Spartansburg Elementary School Principal Dan Daum believes in the power of reading.
“Learning to read is the most important skill students can attain in order to further their educations,” Daum said. “The earlier that skill is attained sets the course for the rest of that education.”
More elementary school children in the Corry Area School District are getting the chance to improve those reading skills this year.
A change in the way federal Title 1 dollars can be spent now gives every student in Corry’s four elementary schools the opportunity to receive additional reading instruction through the Title 1 program if they need the help.
Also, more than $1 million in Title 1 money — in addition to a one-time payment of $596,000 in federal stimulus funds — is being pumped into the school district to finance the program.

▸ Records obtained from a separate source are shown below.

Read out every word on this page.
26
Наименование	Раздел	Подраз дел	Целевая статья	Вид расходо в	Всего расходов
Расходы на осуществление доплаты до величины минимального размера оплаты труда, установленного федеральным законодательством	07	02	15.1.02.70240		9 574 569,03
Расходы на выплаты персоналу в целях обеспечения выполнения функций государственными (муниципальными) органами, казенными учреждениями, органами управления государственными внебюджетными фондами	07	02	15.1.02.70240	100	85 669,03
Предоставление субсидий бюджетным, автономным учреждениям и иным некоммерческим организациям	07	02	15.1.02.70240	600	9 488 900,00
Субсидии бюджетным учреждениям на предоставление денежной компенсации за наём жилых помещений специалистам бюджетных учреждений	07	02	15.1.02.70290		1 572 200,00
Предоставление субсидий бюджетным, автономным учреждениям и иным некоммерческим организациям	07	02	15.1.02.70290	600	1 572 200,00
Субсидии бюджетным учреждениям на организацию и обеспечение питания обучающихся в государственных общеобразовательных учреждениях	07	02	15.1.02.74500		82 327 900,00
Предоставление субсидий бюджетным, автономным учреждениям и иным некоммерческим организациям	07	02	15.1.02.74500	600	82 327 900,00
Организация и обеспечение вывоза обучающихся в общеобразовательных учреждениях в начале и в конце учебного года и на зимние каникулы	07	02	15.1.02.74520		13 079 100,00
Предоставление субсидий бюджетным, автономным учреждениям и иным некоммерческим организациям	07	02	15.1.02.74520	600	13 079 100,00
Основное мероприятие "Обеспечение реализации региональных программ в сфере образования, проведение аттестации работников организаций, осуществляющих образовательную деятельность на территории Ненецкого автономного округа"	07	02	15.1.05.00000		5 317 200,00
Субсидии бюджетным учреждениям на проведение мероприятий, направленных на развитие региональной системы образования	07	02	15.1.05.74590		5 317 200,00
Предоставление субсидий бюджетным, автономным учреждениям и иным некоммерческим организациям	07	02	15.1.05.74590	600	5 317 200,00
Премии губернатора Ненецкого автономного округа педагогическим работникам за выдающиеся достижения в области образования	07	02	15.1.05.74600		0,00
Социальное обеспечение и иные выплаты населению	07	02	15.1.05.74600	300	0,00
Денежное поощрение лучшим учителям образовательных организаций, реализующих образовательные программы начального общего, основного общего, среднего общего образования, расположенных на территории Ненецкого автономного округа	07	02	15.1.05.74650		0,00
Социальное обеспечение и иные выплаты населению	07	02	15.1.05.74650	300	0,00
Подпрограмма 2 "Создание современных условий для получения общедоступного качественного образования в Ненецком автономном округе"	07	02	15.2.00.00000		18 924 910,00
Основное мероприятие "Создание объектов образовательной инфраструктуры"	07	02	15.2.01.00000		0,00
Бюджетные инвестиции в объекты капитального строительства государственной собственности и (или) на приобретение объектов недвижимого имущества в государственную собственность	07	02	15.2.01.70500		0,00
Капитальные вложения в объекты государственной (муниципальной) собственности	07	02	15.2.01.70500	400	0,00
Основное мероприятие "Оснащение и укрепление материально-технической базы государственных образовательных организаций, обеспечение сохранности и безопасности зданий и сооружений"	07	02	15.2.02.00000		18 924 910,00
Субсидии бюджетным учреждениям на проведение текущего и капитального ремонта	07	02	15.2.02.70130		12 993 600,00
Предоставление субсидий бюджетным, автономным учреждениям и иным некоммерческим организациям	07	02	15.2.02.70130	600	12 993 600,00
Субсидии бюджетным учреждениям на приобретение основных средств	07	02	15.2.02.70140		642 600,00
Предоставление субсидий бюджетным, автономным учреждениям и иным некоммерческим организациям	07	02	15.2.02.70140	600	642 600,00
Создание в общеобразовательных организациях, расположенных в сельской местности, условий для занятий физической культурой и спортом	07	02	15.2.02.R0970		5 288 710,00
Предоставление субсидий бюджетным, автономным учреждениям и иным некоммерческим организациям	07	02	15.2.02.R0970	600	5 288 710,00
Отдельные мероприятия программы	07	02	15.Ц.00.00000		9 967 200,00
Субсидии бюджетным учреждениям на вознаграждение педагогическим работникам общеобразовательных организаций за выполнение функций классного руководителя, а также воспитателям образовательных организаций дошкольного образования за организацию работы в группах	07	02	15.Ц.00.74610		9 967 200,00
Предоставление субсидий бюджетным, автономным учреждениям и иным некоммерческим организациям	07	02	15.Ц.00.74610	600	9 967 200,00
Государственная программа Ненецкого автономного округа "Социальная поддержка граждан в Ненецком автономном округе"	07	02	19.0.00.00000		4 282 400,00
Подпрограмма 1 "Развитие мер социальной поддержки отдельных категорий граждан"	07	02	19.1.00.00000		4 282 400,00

Daum, who doubles as the district’s director of federal programs, said Corry’s elementary schools previously operated under a “targeted assistance” model, in which only students who were identified through special testing were eligible to receive Title 1 instruction.
Beginning this school year, however, the state has loosened those restrictions to allow more students to get reading help. Daum said the school district met state requirements and now operates under a “schoolwide” model.
The schoolwide model opens the door for every one of the district’s nearly 1,500 students in kindergarten through sixth grade to take advantage of the Title 1 reading program.
“The targeted model was so restricted. This is so much more flexible,” Daum said. “We will see more kids benefiting.”
Additional funding also is helping the district’s 13 Title 1 instructors teach their young students skills like letter sounds and recognition, vocabulary, reading comprehension, and phonics.
The district received between $850,000 and $900,000 for Title 1 in the 2008-09 school year, Daum said. The money Corry receives is based on the number of students who receive meals through the federal government’s free- and reduced-meal program.
Those free- and reduced-meal numbers increased this year, which hurtled Title 1 funding over the $1 million mark for 2009-10, he said.
Corry will receive $596,000 in federal stimulus money that is being used to beef up the Title 1 program. The one-time payment must be spent during the next two years, Daum said.
About 250 elementary students, or about 17 percent of the total enrollment, were identified to receive Title 1 reading instruction over the past couple of years, Daum said. Those students receive daily reading instruction through Title 1.
Those “targeted” students still receive that specialized instruction. Now, however, additional students who need the help can be placed in a Title 1 classroom for as long as they need the extra help, Daum said.